10 Responses to Is TFC’s Failure bad for Canada?

  1. jean-guy pepper says:

    I totally agree with your analysis. I would also add, that if TFC walked away with the trophy every year, many Canadians in USL cities would feel alientated, damaging the sport even further. The fact that teams from outside soccer mad Toronto can succeed and build a profile goes way further to promote and expand the game’s awareness than TFC winning ever could.

  2. Bishopville Red says:

    In addition to your excellent points, it’s worth noting that, for years, Vancouver has hosted an academy system that violates MLS regulations. MLS isn’t about developing talent. It’s about picking it off from other leagues that either can’t afford their better, or discard their weaker, players.

    Last year, Montreal had somewhere in the ball park of 27-28 players on their roster. LS doesn’t come close, and that’s what you need if you’re stretched in various competitions. This week, TFC rested players at Houston to prep for the Whitecaps game. They got hammered 3-0. Then, they played without some key figures against Vancouver – 2-0 loss.

    58 thousand for the Impact in the CONCACAF CL last February. What more needs to be said? NONE of this bodes ill for Canadian soccer. It’s a f**kin’ total disaster for MLS, however.

  3. Joe in Indianapolis says:

    “It’s a f**kin’ total disaster for MLS, however.”

    hahahahahaha… so true

  4. Lars says:

    The MLS really needs to ease up on restrictions and caps…but yes, it’s good for Canadian soccer. Any competition is. If there was no competition, it’d be boring and even less people would watch.

  5. Max in Miami says:

    You have to go back to the beginning:

    Duane Rollins is an arrogant, self-important pile of crap, a blowhard clown without class or substance.
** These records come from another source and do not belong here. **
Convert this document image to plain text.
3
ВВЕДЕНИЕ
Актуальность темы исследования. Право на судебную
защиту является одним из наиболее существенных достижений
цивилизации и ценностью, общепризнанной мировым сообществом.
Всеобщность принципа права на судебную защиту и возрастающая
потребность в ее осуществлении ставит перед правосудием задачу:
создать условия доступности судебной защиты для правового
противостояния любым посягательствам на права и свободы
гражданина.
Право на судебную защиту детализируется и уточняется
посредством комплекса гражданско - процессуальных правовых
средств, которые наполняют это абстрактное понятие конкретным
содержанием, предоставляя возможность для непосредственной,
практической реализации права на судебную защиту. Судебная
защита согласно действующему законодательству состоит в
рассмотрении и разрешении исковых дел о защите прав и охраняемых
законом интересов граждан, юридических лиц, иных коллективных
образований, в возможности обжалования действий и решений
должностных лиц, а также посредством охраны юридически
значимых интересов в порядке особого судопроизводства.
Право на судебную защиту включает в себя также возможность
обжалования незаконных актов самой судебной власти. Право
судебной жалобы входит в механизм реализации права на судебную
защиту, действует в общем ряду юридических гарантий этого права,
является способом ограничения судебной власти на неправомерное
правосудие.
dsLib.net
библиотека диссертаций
    Other than that he’s just great.

    Get a room.

  6. Vancouver Whitecaps Football Club says:

    Great piece! You’re getting bookmarked.

    I clicked that link and read that clown’s nonsense. What a hack. He should go back to posting “tfc rules!” on the RPB forum.

    The ‘Caps will do Canada proud in the CCL. And our league will rise to #1. Which means our competition will get easier in 2011. It’s all good.

  7. Joey Clams says:

    I really couldn’t care less about what’s good or bad for Canada.

  8. Steve Beau says:

    Thats good Joey because nobody cares what you think either….If you don’t care about Canadian soccer then don’t read or comment on articles that discuss it…

  9. Lars says:

    Whitecaps FC: It isn’t over yet, the Impact have a tendency to let in a lot of goals. If we can get Barrett or Vitti actually scoring on half their chances, we might be able to beat them 5 or 6 nothing, but seeing how that is next to impossible…you’re likely in.

  10. Ed says:

    The premise of your piece is so woefully off the mark. Your main argument — Vancouver has more Canadians than TFC — is totally bogus, as in fact TFC started 6 Canadians on Tuesday night: keeper, all 4 defenders and DeRo; Vancouver only started 4 Canadians – Chin, Gage, Haber and Gbeke. And TFC’s loss might hurt MLSE in the pocket book (as they can’t book out the Rogers Centre midwinter to a full house of TFC supporters), but only someone with his head firmly lodged in the MLSE butt would say it hurts Canadian soccer. This result is TERRIFIC for Canadian soccer. Montreal had the fever last year; this year the West Coast will rock for the ‘Caps.